My Day In Court: A Lesson In Traffic Tickets
Police lights flashing in my rear view mirror was not really a welcome sign in the 4th hour of a 6 hour drive. No, this was not a fun road trip where I could laugh about it with friends later. I was by myself and just pushing the speed limit in the middle of nowhere (or so I thought) on my way to visit my parents for the weekend. Of course I was being pulled over for speeding (in cruise control no less) and the tears were flowing. Even though I know all about my legal rights when it comes to confrontations with police, I couldn’t help but feel embarrassed, scared, and really overwhelmed by the situation. So much so that I did not have the chance to explain my case or ask any questions. I just took the $400 ticket and kept driving, slowly.
Fast forward to a week later when I gained my composure and did a little (ok a lot) of “how to get out of a ticket or at least make it better” research. By “make it better” I mean somehow reduce the fine and avoid the increase in insurance rates that were sure to result from my lead foot. It turned out that I didn’t have to wait to contest my ticket until a court date and initially I decided to contact the ticketing officer directly to plead my case. I wrote a letter in the same fashion I would write a professional cover letter—I was basically trying to sell myself, my squeaky clean driving record (because parking tickets don’t count), and why my fine was way too high for a few mph over the speed limit. Although this method does not usually work, it gave me piece of mind and a chance to learn more about the system.
The options an individual has for a basic civil infraction ticket (a ticket that carries only a fine or possibility of points on your driving record) are numerous.
2.)Post bail and schedule a court date to argue your case.
3.)Set a court date to accept one of the “lesser punishment options” which usually includes the judge reducing the fine and giving the option of traffic school.
When deciding which option to pursue the best place is taking time to know exactly what you were charged with, what your chances are of winning, and how much time you are willing to devote to the process. In the case of actually getting a lawyer (or doing it yourself) and pleading your case before the judge, the process gets much more complicated and expensive. I was surprised to read that as little as 3% of traffic tickets are contested. Especially when it comes to the last option (and the one I chose) courts will often grant a reduced fine and traffic school just for showing up. To me, that seems like a no brainier. Not surprisingly, the difficult economic times have resulted in an increased number of traffic tickets, which serve as a quick and simple source of revenue for states and local governments.
Ultimately, all my pleading and proofreading got me a stock response in which the officer informed me of my right to contest in person before a judge and that is exactly what I did. I got my ticket reduced in half and have a day of traffic school that I keep pushing back. Even better, my insurance rates will not go up which will save me much more money than the ticket itself!
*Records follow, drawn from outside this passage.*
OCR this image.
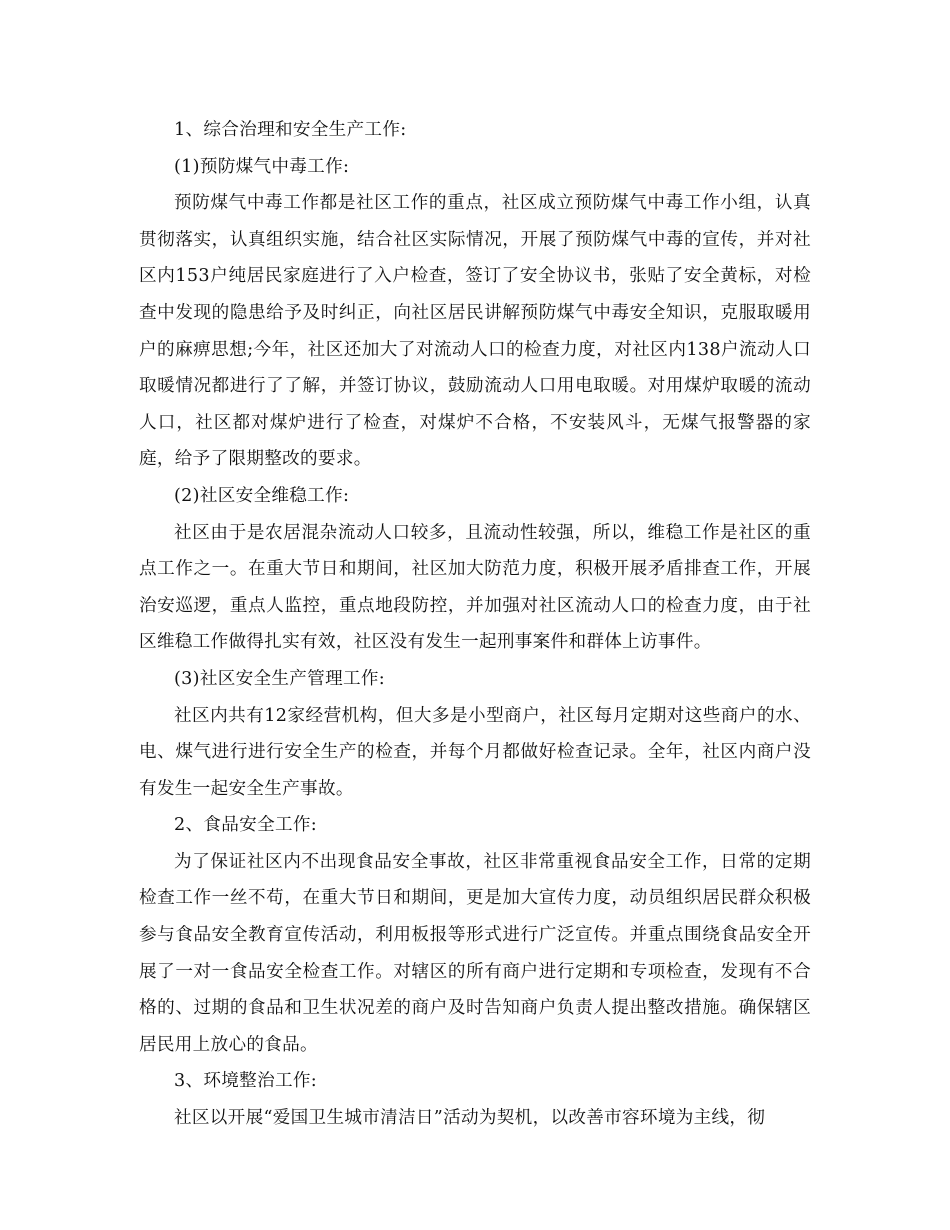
1、综合治理和安全生产工作:

(1)预防煤气中毒工作:

预防煤气中毒工作都是社区工作的重点，社区成立预防煤气中毒工作小组，认真贯彻落实，认真组织实施，结合社区实际情况，开展了预防煤气中毒的宣传，并对社区内153户纯居民家庭进行了入户检查，签订了安全协议书，张贴了安全黄标，对检查中发现的隐患给予及时纠正，向社区居民讲解预防煤气中毒安全知识，克服取暖用户的麻痹思想;今年，社区还加大了对流动人口的检查力度，对社区内138户流动人口取暖情况都进行了了解，并签订协议，鼓励流动人口用电取暖。对用煤炉取暖的流动人口，社区都对煤炉进行了检查，对煤炉不合格，不安装风斗，无煤气报警器的家庭，给予了限期整改的要求。

(2)社区安全维稳工作:

社区由于是农居混杂流动人口较多，且流动性较强，所以，维稳工作是社区的重点工作之一。在重大节日和期间，社区加大防范力度，积极开展矛盾排查工作，开展治安巡逻，重点人监控，重点地段防控，并加强对社区流动人口的检查力度，由于社区维稳工作做得扎实有效，社区没有发生一起刑事案件和群体上访事件。

(3)社区安全生产管理工作:

社区内共有12家经营机构，但大多是小型商户，社区每月定期对这些商户的水、电、煤气进行进行安全生产的检查，并每个月都做好检查记录。全年，社区内商户没有发生一起安全生产事故。

2、食品安全工作:

为了保证社区内不出现食品安全事故，社区非常重视食品安全工作，日常的定期检查工作一丝不苟，在重大节日和期间，更是加大宣传力度，动员组织居民群众积极参与食品安全教育宣传活动，利用板报等形式进行广泛宣传。并重点围绕食品安全开展了一对一食品安全检查工作。对辖区的所有商户进行定期和专项检查，发现有不合格的、过期的食品和卫生状况差的商户及时告知商户负责人提出整改措施。确保辖区居民用上放心的食品。

3、环境整治工作:

社区以开展“爱国卫生城市清洁日”活动为契机，以改善市容环境为主线，彻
On a side note, I think it is important to remember that this is still a court process and you are going in front of a judge…so look like it! I cringed when I saw some of the people in the room showing up in their sweaty gym clothes, ratty jeans, and other attire totally inappropriate for a court of law. Oddly enough, I really enjoyed learning about the process and the options available to a citizen wishing to contest a ticket. There is always a story behind a ticket and the law is not as black and white as first meets the eye for those willing to spend the time and go through the process.